WECK, a news-talk/sports-talk turnaround with 1kW on 1230 challenged WBEN, a 5 kW heritage on 930. WBEN may have downsized its newsroom but it still had more manpower, cash, cache and cachet than did WECK. (Nowhere did I write the word "gutting." Be careful.) The first two rounds may have been even, but the fight was a mismatch and was called by the fifth. Even a person with your background and experience would have found it a daunting fight.
 
JustPastBuffalo said:
Even a person with your background and experience would have found it a daunting fight.

You have no clue about the battles I have fought and won. I've taken on greater Golliaths in far larger markets and won. And did it with a smaller budget. But I agree that a 1K AM today isn't going to cut it.
 
Actually, TSL has declined steadily since the 80s. You might want to check some actual facts for a change:

http://www.markramseymedia.com/2008/11/radio-tsl-drops-again/

Note that this was long before the impact of the Internet, MP3 players, or other "new" media - and continued as the reliance on consultants and pre-packaged programming were embraced by GMs from the sales side of the house who were looking for ways to work around the need for those pesky talent guys. LMAs and other "creative" solutions rammed through the FCC allowed the consolidators to ramp up their march toward mediocrity from the late 80s onward until the floodgates opened with the Telecommunications Act of 1996.

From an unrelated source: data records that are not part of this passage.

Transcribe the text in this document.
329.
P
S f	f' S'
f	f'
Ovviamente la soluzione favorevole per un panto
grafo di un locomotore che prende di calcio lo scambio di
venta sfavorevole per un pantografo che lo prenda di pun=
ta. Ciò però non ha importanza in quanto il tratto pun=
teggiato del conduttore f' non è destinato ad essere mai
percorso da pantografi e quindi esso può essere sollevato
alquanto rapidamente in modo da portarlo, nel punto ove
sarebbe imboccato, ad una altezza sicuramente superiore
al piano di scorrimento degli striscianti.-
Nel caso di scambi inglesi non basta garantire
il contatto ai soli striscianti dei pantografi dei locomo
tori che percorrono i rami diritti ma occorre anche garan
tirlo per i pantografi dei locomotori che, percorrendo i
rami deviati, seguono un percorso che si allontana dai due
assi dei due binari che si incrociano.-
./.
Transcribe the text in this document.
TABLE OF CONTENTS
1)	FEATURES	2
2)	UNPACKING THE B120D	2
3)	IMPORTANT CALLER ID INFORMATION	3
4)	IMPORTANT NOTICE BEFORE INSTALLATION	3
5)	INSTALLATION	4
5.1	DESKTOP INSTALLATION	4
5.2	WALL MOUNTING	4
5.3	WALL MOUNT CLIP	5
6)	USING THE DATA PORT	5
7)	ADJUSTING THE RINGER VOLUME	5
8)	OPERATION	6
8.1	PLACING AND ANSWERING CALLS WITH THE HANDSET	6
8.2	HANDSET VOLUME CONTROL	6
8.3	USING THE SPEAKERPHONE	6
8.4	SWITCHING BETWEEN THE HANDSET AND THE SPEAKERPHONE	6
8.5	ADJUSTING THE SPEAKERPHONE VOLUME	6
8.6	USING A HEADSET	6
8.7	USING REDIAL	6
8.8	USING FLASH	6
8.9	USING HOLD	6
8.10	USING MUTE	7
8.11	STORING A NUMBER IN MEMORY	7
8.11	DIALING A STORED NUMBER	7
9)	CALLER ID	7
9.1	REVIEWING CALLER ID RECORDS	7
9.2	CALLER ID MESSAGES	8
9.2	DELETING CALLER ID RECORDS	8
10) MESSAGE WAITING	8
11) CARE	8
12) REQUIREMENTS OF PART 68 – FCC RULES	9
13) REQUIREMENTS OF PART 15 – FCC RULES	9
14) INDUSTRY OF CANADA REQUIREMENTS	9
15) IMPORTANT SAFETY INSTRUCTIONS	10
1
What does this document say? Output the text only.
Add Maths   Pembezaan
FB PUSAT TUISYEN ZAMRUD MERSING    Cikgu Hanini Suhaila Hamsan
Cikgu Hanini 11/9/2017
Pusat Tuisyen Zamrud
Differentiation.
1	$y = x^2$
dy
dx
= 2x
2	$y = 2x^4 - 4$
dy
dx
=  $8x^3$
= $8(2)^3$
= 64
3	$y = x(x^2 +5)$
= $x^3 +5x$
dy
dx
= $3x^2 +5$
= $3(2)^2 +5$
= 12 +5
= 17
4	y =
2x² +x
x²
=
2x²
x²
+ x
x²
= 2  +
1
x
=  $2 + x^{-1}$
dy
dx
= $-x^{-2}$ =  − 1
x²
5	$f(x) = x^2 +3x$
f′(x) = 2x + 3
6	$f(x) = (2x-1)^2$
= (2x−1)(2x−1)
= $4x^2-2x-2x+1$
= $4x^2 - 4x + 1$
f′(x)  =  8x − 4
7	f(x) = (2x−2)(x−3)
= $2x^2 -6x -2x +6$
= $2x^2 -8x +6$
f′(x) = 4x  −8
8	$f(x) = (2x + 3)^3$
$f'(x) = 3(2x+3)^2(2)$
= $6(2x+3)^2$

BTW, please do point us toward this marvelous station that you own/operate/oversee or whatever. We'd like to judge your fabulous product for ourselves, and we're willing to be impressed by your spectacular history of ratings success.
 
SirRoxalot said:
Actually, TSL has declined steadily since the 80s. You might want to check some actual facts for a change:

Those are national figures. If radio is really a local medium, then quoting national TSL figures are more useless than 6+ ratings.

Show me TSL on WHAM if you want to impress someone.

But as I've said many times, if TSL was already dropping in the 80s, before all the debt and VT and cutbacks, then obviously those things didn't cause it. What that TSL drop corresponds with is the over-licensing of the spectrum caused by Docket 80-90. Too many radio stations diluting the marketplace. Multiple stations competing in the same format, causing listeners to switch among several stations. Too much other media, and TV entering the music distribution business. That's what that graph shows.
 
How about if you show us anything - any study, any example - that conclusively proves that you're right?

Obviously, it's illegal to quote Arbitron's protected numbers for any specific station here, but you simply choose not to believe facts presented others anyway. Those of us who lived through the changes in radio over the last 30 years have a pretty good understanding of what happened. We also see on a local basis who bought into the "new" radio concepts, and who maintained quality programming over a longer period of time - and typically benefitted from it. We've seen everything from the Superstars format of the '70s to Jack come and go, maybe make a splash for a few books, then fade into oblivion.
 
SirRoxalot said:
How about if you show us anything - any study, any example - that conclusively proves that you're right?

If you don't want to believe me, you don't have to respond. Just ignore. I promise I won't be insulted.
 
Not to worry. We'll just value your comments according to your track record and ability to back up your POV.